Rep Dismisses Reason For Jonathan’s Refusal To Amend Constitution
This is coming a day after President Jonathan dragged the National Assembly to the Supreme Court, asking the apex court to nullify the proposed amendments.
President Jonathan had argued that not less than four-fifth majority members of each house of the National Assembly was required to amend the Constitution and demanded that evidence be made available to show this was complied with.
Briefing journalists in the National Assembly, the House Minority Whip, Samson Osagie, said that the four-fifth requirement was met, as evidenced in the votes and proceedings of July 24, 2013.
Osagie also explained why the National Assembly amended section 58 of the Constitution which looks at the President’s failure to assent to a bill passed by the National Assembly.
President Jonathan had written to the Senate, refusing to give assent to some sections of the Nigerian Constitution amended by the National Assembly.
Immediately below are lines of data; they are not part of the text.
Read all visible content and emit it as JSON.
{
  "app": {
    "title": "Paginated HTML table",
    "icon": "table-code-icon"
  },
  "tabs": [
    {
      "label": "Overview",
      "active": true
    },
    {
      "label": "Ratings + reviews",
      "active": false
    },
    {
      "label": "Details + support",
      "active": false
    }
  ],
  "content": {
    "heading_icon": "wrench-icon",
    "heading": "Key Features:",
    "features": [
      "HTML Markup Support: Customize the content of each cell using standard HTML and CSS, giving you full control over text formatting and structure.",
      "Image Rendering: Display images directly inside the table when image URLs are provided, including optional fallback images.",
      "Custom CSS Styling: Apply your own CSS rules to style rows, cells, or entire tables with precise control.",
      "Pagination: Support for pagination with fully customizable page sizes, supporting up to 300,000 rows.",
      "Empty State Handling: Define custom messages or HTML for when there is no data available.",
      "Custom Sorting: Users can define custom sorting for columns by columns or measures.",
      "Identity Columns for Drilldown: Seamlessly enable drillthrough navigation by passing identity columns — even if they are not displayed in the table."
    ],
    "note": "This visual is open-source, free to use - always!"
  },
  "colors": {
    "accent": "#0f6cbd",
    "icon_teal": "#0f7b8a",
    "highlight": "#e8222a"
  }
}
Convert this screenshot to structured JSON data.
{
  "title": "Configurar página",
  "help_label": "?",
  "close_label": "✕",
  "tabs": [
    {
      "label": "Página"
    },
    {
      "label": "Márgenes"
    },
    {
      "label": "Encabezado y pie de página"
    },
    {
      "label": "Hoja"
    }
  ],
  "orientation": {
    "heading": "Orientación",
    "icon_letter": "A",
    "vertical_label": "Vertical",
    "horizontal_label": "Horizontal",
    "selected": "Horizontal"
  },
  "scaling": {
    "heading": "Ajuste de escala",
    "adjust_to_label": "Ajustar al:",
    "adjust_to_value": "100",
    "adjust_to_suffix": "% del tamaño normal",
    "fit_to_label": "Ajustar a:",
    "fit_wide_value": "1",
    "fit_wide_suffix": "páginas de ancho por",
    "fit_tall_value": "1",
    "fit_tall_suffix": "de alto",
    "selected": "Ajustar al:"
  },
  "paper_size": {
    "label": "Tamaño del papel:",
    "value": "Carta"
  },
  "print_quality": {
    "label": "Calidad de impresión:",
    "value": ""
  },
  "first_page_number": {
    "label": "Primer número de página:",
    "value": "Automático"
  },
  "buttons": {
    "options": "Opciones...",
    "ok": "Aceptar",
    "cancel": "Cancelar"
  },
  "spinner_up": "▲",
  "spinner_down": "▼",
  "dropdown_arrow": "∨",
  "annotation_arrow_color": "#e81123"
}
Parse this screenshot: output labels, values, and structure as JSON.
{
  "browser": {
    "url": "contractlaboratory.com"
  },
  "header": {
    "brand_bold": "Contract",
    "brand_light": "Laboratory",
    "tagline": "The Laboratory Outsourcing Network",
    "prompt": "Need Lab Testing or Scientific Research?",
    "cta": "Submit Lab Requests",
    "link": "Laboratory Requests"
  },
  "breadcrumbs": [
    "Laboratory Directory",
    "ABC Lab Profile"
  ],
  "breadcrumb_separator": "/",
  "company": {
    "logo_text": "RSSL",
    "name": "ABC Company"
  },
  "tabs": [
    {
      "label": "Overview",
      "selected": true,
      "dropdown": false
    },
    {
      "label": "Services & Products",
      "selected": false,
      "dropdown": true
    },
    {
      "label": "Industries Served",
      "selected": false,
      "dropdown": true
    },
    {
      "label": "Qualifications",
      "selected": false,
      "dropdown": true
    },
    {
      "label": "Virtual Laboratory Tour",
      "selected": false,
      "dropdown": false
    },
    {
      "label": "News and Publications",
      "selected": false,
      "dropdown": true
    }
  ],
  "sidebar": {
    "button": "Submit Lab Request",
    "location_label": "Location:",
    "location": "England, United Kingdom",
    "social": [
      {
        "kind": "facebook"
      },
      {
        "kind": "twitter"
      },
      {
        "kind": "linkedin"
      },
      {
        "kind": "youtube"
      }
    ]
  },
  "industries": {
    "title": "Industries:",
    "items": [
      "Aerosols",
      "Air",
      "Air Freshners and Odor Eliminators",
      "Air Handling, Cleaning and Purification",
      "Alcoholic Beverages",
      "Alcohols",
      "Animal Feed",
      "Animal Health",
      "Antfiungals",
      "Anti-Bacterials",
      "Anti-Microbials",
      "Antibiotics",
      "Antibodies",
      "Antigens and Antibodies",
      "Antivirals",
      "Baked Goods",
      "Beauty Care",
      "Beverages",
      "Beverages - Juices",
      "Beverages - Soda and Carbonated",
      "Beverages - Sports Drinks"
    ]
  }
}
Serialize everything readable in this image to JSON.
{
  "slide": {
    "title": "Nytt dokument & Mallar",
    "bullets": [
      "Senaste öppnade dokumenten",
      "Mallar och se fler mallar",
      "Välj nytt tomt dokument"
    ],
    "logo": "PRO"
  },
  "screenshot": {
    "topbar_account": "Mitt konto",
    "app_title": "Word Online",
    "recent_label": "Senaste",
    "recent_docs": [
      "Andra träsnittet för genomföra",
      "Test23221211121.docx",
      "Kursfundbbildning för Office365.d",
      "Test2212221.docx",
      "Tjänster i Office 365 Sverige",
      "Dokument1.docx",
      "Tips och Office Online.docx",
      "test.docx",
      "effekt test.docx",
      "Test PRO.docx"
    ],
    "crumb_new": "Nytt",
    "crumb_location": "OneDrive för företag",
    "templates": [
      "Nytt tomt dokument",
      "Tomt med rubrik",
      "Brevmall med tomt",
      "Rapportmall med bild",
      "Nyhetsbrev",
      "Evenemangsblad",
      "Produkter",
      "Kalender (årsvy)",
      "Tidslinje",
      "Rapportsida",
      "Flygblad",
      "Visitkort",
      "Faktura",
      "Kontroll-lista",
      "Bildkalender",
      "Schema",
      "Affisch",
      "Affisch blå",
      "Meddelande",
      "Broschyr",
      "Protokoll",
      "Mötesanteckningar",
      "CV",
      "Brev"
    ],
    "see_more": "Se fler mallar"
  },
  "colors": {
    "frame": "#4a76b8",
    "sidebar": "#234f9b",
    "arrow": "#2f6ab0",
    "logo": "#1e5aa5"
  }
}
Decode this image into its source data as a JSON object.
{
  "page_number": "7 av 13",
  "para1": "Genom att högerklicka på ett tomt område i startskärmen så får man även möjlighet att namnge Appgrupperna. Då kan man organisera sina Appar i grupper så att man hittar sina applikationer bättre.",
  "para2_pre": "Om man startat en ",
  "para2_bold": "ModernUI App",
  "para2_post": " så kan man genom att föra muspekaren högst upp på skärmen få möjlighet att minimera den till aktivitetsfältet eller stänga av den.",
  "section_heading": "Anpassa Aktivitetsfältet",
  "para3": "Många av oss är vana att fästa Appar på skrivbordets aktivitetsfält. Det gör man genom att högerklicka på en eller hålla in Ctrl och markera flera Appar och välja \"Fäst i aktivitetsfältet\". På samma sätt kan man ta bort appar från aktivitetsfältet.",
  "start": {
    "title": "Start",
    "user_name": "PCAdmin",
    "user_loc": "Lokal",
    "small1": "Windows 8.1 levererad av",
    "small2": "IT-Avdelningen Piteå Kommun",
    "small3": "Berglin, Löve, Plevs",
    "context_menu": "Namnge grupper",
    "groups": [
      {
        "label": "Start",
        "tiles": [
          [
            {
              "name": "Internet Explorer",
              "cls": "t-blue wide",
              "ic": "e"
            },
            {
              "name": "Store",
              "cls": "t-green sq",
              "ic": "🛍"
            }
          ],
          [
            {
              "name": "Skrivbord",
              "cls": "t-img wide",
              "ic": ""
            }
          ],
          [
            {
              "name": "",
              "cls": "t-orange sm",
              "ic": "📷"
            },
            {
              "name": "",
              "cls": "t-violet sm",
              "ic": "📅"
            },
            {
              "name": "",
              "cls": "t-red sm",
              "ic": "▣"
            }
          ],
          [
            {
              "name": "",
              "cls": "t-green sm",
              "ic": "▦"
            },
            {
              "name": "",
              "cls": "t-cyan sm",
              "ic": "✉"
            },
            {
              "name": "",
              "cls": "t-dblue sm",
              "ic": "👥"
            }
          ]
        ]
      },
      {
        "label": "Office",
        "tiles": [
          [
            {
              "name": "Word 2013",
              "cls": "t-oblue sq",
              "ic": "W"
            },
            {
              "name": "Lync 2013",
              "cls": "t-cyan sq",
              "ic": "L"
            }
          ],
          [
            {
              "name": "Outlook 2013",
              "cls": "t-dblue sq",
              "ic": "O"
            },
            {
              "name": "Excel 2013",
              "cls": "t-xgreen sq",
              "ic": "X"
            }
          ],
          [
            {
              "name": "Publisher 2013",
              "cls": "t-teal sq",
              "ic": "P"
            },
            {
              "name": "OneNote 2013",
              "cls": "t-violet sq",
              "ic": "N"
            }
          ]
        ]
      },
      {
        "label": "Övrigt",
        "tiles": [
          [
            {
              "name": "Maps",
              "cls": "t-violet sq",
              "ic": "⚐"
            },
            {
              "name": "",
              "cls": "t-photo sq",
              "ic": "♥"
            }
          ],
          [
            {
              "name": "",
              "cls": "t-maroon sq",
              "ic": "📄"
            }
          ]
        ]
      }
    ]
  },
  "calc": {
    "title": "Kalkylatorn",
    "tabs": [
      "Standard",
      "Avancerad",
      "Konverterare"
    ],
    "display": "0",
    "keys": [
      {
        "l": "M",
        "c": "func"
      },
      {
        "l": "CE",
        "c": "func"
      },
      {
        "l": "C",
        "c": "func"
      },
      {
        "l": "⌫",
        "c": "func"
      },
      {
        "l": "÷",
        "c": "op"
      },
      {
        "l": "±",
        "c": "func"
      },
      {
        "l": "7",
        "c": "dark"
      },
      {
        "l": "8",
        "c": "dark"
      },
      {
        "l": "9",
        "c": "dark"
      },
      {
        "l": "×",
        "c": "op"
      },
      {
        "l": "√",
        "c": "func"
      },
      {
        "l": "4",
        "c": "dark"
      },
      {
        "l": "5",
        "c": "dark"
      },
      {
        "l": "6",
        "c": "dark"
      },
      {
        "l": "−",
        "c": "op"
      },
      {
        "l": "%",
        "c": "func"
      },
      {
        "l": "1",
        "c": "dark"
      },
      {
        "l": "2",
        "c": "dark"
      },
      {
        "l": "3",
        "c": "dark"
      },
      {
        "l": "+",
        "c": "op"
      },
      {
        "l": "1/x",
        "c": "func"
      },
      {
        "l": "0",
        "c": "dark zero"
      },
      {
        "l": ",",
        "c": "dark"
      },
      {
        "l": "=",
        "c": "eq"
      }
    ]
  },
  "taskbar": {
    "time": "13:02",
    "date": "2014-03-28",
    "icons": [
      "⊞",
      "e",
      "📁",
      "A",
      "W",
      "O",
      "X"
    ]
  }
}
President Jonathan’s letter to the National Assembly detailed the sections which he refused to approve.
In the letter read by the Senate President, President Jonathan rejected the alteration of section nine of the Constitution which removes the approval of the President in the process of constitution amendment.
President Jonathan also rejected the amendment which separated the office of the Attorney-General of the Federation from the Minister of Justice and the Attorney-General from the Commissioner for Justice in the states of the Federation.